A lot of the SkyTeam airlines still have problems with loading in SAS frequent flyer numbers, and even us SAS elites are still trying to figure out whether we just enter the numbers or if we also have to enter in EBD/EBG/EBS in order to get the frequent flyer numbers into the booking and to show on the boarding passes.
And the deadline to seek missing mileage credit is December 20, even as flights up to December 31 count. That is one messed up restriction.
I’ve been thinking about this for a couple of days, but I almost gave up when I looked up the Kenya Airways BKK-CAN 5th freedom flight and could not find it.

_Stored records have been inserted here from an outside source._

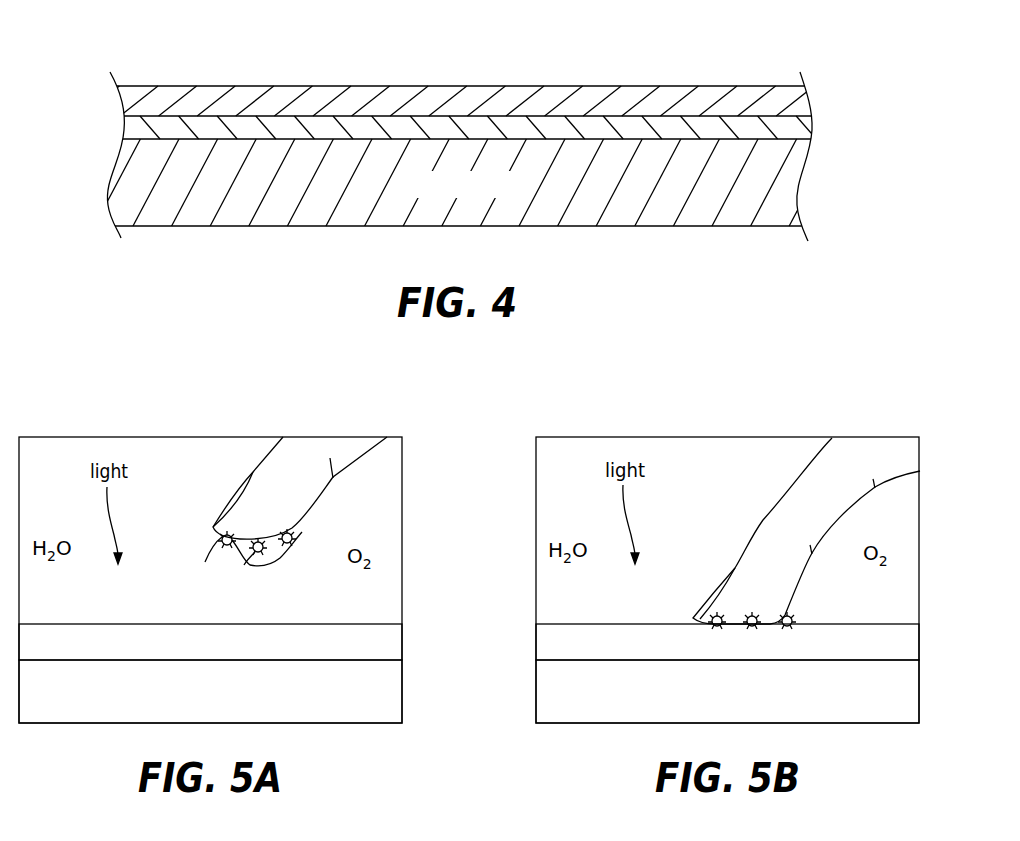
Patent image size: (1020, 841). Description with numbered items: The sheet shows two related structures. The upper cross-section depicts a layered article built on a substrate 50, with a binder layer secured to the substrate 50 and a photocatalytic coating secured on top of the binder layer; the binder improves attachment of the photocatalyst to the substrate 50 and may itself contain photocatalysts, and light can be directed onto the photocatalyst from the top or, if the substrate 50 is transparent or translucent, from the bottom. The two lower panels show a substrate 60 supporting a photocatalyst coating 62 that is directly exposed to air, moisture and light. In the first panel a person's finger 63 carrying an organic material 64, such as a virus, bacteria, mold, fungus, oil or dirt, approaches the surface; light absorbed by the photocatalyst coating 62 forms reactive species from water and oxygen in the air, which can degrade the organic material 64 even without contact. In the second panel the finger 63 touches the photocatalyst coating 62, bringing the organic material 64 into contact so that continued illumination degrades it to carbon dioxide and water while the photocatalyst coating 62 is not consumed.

In FIG. 4, the substrate 50 is at (522, 195).
In FIG. 5A, the person's finger 63 is at (300, 485).
In FIG. 5B, the person's finger 63 is at (826, 513).
In FIG. 5A, the organic material 64 is at (205, 562).
In FIG. 5B, the organic material 64 is at (790, 622).
In FIG. 5A, the photocatalyst coating 62 is at (140, 653).
In FIG. 5B, the photocatalyst coating 62 is at (656, 653).
In FIG. 5A, the substrate 60 is at (275, 703).
In FIG. 5B, the substrate 60 is at (789, 703).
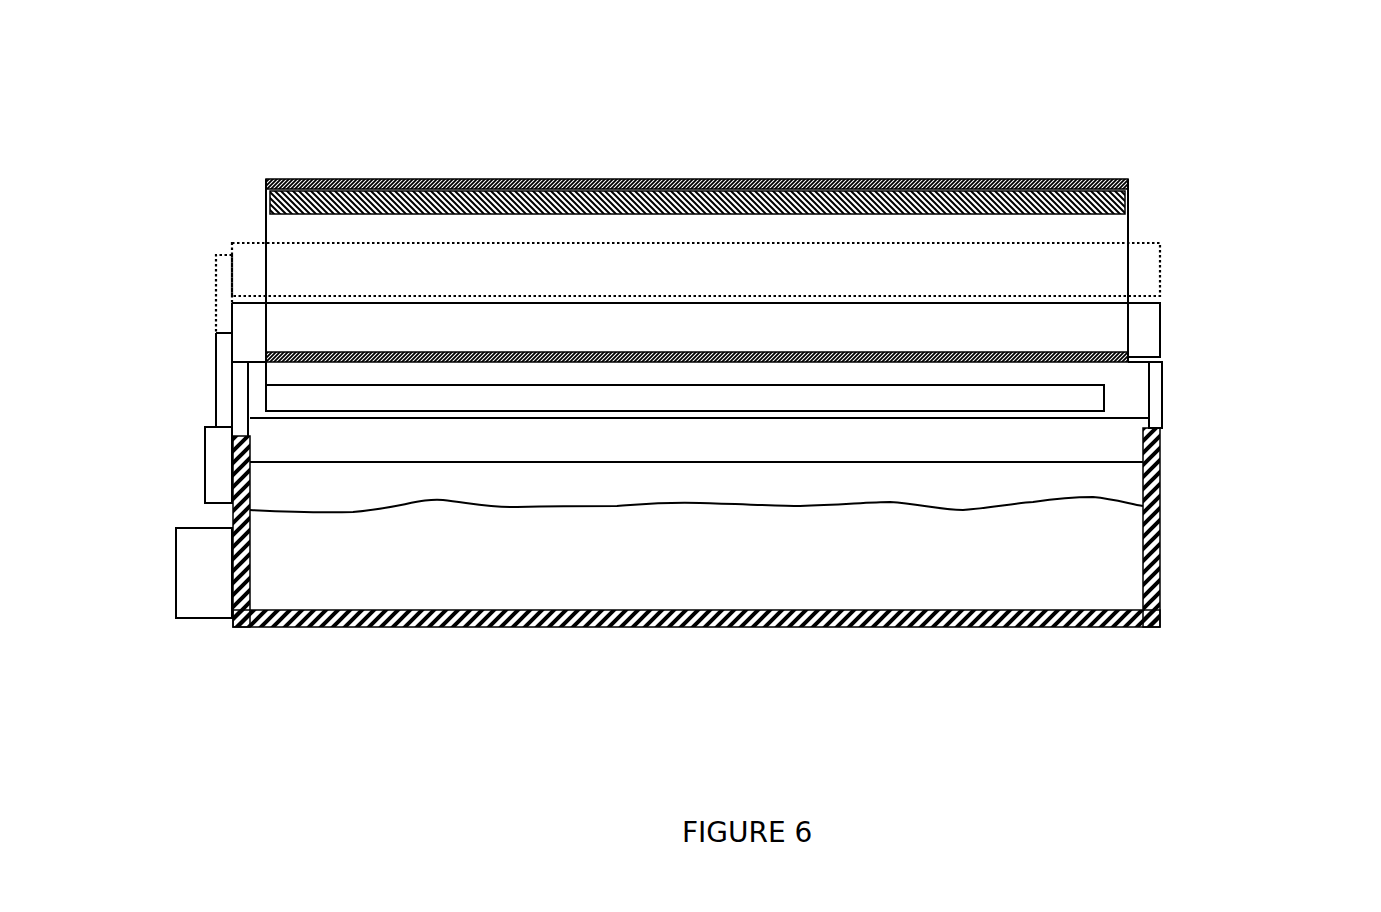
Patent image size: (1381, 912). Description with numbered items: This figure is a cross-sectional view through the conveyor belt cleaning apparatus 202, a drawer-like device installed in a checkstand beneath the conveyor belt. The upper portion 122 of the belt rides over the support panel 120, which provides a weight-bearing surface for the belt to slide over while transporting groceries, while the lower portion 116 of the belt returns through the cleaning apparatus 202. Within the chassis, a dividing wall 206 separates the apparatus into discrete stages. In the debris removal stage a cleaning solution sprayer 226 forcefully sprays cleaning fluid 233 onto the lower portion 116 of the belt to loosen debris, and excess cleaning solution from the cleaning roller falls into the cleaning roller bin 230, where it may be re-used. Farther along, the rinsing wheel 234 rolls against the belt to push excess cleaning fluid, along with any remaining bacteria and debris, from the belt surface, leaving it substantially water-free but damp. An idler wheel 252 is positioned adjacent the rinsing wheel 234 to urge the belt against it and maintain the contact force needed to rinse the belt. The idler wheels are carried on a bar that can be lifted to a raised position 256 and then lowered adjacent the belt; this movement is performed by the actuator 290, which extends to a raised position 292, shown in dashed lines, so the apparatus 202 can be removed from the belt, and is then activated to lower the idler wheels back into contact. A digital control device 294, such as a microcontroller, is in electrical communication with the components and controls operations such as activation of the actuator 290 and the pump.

The conveyor belt cleaning apparatus 202 is at (331, 109).
The lower portion of conveyor belt 116 is at (427, 355).
The support panel 120 is at (605, 200).
The upper portion of conveyor belt 122 is at (877, 180).
The raised position of bar 256 is at (248, 270).
The raised position of actuator 292 is at (228, 297).
The idler wheel 252 is at (1147, 340).
The cleaning solution sprayer 226 is at (278, 400).
The rinsing wheel 234 is at (1132, 390).
The dividing wall 206 is at (1100, 432).
The cleaning roller bin 230 is at (1122, 472).
The cleaning fluid 233 is at (318, 532).
The actuator 290 is at (186, 477).
The digital control device 294 is at (175, 596).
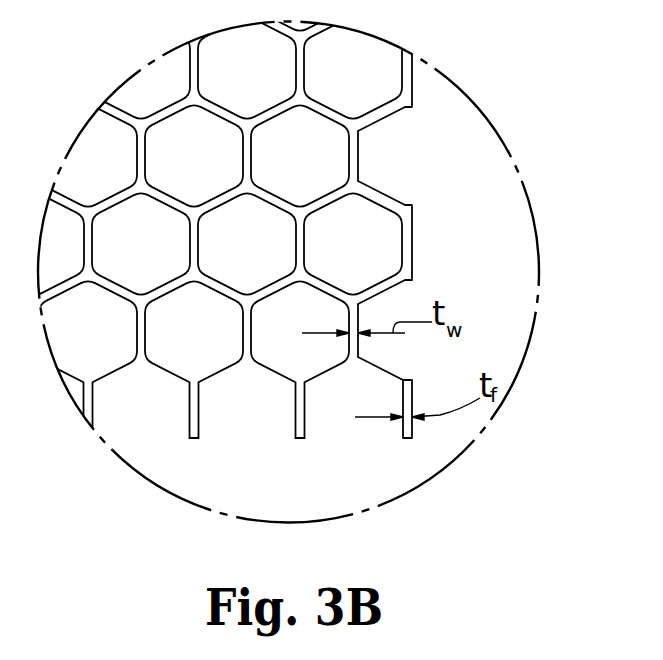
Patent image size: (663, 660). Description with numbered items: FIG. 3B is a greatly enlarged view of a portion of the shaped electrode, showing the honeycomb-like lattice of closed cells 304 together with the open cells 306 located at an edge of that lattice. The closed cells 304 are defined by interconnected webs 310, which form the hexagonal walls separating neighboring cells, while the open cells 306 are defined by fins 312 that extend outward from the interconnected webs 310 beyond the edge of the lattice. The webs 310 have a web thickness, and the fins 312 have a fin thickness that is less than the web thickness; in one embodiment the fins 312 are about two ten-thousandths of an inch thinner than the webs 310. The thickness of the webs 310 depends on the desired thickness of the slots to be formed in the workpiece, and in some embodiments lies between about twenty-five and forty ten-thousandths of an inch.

The closed cell 304 is at (378, 87).
The open cell 306 is at (332, 408).
The interconnected web 310 is at (388, 219).
The fin 312 is at (319, 410).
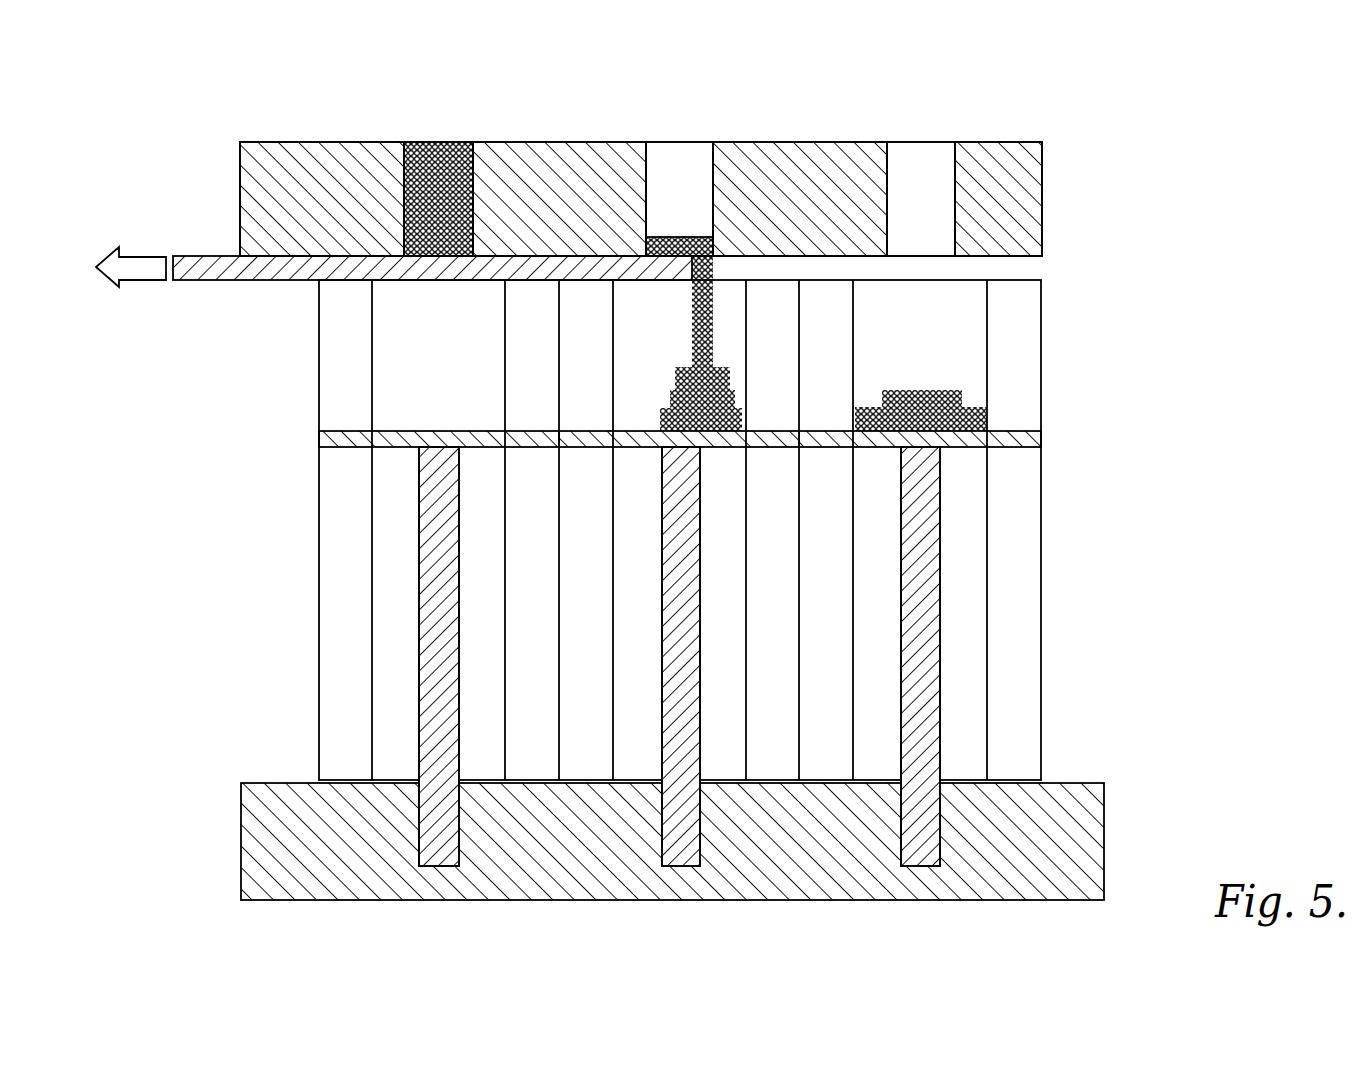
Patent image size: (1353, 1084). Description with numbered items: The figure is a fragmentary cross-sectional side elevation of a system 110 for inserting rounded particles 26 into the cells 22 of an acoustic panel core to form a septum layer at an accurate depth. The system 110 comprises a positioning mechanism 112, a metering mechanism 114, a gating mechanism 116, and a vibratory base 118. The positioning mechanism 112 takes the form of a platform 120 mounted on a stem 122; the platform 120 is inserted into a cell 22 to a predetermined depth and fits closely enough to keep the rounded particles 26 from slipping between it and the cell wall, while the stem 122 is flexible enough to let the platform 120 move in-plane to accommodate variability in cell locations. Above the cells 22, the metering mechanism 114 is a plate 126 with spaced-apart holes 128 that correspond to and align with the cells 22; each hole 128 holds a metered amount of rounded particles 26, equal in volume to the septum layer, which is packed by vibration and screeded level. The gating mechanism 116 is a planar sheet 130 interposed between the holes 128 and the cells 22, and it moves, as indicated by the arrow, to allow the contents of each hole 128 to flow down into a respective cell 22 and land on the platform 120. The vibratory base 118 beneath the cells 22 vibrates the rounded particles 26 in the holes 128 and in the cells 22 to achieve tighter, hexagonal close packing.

The cell 22 is at (942, 324).
The rounded particles 26 is at (958, 390).
The system 110 is at (247, 552).
The positioning mechanism 112 is at (713, 530).
The metering mechanism 114 is at (711, 155).
The gating mechanism 116 is at (177, 299).
The vibratory base 118 is at (257, 825).
The platform 120 is at (1053, 440).
The stem 122 is at (947, 685).
The plate 126 is at (812, 153).
The hole 128 is at (672, 178).
The planar sheet 130 is at (288, 282).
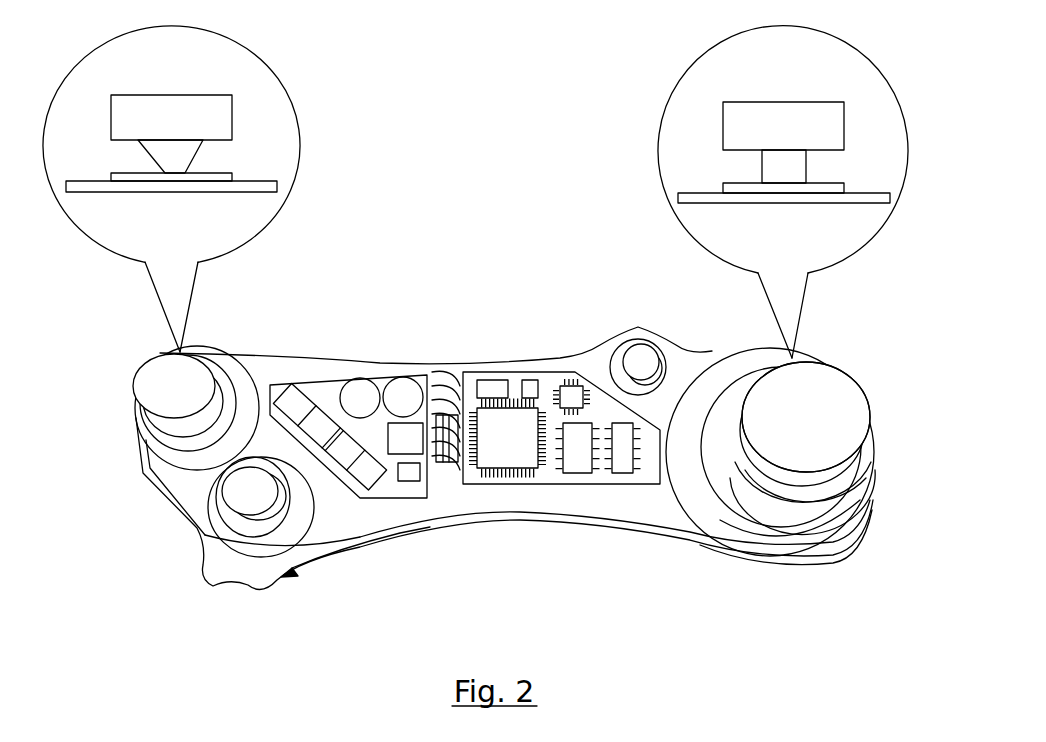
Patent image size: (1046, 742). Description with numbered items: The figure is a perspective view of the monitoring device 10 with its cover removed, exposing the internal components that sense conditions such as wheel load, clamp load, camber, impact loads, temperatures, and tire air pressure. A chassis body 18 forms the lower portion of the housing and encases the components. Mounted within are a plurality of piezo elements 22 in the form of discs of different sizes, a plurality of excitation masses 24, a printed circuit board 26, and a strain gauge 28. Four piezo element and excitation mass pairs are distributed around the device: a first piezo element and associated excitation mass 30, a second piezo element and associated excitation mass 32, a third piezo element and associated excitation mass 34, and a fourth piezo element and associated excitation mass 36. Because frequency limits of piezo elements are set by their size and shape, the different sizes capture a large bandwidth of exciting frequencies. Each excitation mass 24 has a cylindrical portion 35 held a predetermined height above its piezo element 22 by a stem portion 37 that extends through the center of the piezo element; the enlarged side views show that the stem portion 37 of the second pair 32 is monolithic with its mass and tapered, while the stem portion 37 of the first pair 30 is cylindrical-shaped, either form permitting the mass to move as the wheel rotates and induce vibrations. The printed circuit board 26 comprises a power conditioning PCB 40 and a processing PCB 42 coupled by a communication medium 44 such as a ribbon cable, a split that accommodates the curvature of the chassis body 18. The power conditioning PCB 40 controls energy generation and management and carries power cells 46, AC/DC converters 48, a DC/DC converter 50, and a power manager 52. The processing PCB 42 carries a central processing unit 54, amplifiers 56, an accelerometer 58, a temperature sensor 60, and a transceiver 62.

The monitoring device 10 is at (145, 528).
The chassis body 18 is at (193, 492).
The piezo elements 22 is at (783, 527).
The excitation masses 24 is at (835, 407).
The printed circuit board 26 is at (347, 367).
The strain gauge 28 is at (443, 380).
The first piezo element and associated excitation mass 30 is at (872, 360).
The second piezo element and associated excitation mass 32 is at (160, 352).
The third piezo element and associated excitation mass 34 is at (202, 582).
The cylindrical portion 35 is at (826, 492).
The fourth piezo element and associated excitation mass 36 is at (638, 325).
The stem portion 37 is at (787, 478).
The power conditioning PCB 40 is at (397, 443).
The processing PCB 42 is at (567, 486).
The communication medium 44 is at (440, 465).
The power cells 46 is at (343, 383).
The AC/DC converters 48 is at (333, 457).
The DC/DC converter 50 is at (410, 473).
The power manager 52 is at (385, 555).
The central processing unit 54 is at (518, 452).
The amplifiers 56 is at (625, 463).
The accelerometer 58 is at (498, 383).
The temperature sensor 60 is at (528, 383).
The transceiver 62 is at (573, 383).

Kenya Airways has even removed BKK from their website. If anyone knows otherwise, please let me know. I don’t see flying Aerolineas right now, so it means including Kenya or Saudi. I don’t see how $1125 would be even close to possible. I’m thinking at least $3K even with being extremely flexible and having some non-rev benefits that would enable me to skip some long haul flying as part of the challenge.
Showing up fine for me on both their website and Google flights.
You guys absolutely need to do this as one of your competitions. 100% you do!
I can’t think of a better promotion for at least one member of the FM team to take advantage of!
I agree! Go for it!
It would be cool if somebody does this and documents it.
Travel-Dealz was nice enough to give us a sample routing: https://travel-dealz.com/deal/sas-eurobonus-million/
€2,475 in airfare for the lowest cost which that writer could find plus five weeks worth of hotel bills for points the writer values at €10,000 and which expire in four years.